そしてこうなるであろうというビジョナリーも乏しい。
「オープンソース、チープ革命、グーグルブックサーチ。あぁ、お金のない世界を作りたいの?」
と思ってしまった。この先入観があるだけで本書の価値はぐっと減る。

「昔は知的生産はお金がかかったけど、今はインフラ程度で無限に知識を得ることができる」

これはメリットの一つにしか過ぎない。梅田氏が説きたかったのはそんな話じゃないはずだ。

起業せずともアントレプレナーシップこそ、あなたの人生を、家族を、社会を、世界を豊かにするモノなのだ。
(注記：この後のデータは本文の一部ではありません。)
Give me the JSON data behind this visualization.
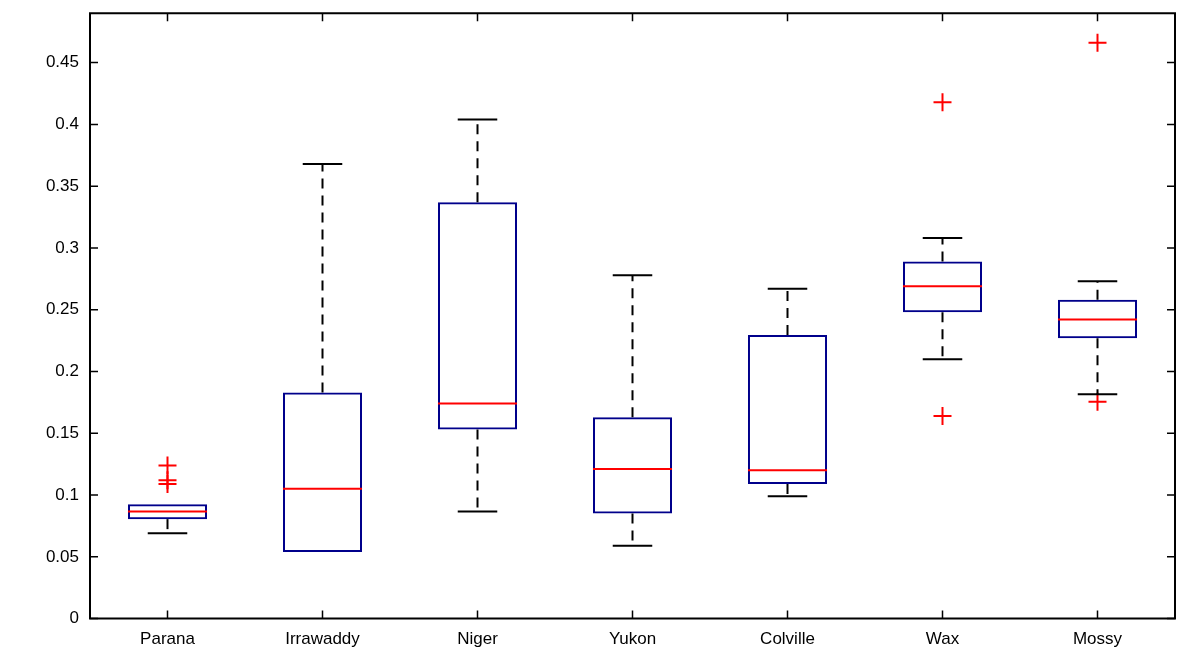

そんなメッセージを持たせたかったんじゃないだろうか。だが、焦点のあて方一つで、文章というモノはこうも変わるモノかと思ったのだ。

今現在、起業家教育がブームである。梅田氏にはもっと教育の視点を取り入れ語って欲しい。

ところで、お前哲学と心理学どんだけ学んだの?

書評-ウンコな議論-より
「教育の目的を実践哲学に、方法を心理学に求める」と唱えたのはヘルバルトだ。

この文章自体については正しい記述ではないかもしれないが、おおかた間違ってないと思う。そして知っておいて欲しい事は実践哲学(倫理)と心理学が効果的な教育には必要不可欠であるという視点だ。問題として出されるならば、この一文とともにお前どれだけ心理学かじったの?と問われていると考えてもらってもかまわない。むしろ教育問題や教育政治を語るブロガーにも問いかけたい事である。


そして、梅田氏はヘルバルトとなって語らなければいけない.

「技術の無い理念などというものの存在を認めないし、逆に、理念の無いいかなる技術も認めない」と。
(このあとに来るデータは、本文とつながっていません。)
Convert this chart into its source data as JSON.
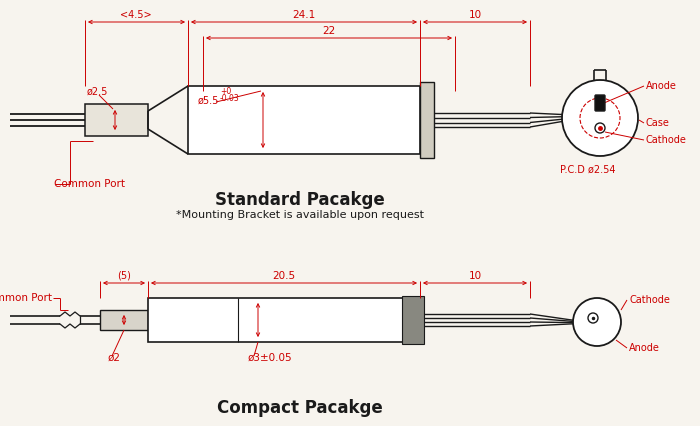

本書の主張の肝は理念を共有する大切さであろう。決してロールモデル思考法なんかじゃない。ロールモデル思考法は高速度道路でしかないのだ。お手本を抽出してその理想に近づく、しかし理想には限界まで近づけても理想には成り得ない、そこにある渋滞を通り越すには才能が必要だ。だが、渋滞近くでけものみちにはいり、また別の高速道路を見つけ別の道を走る。その景色の違いを語ることが、これからのアントレプレナーシップだ。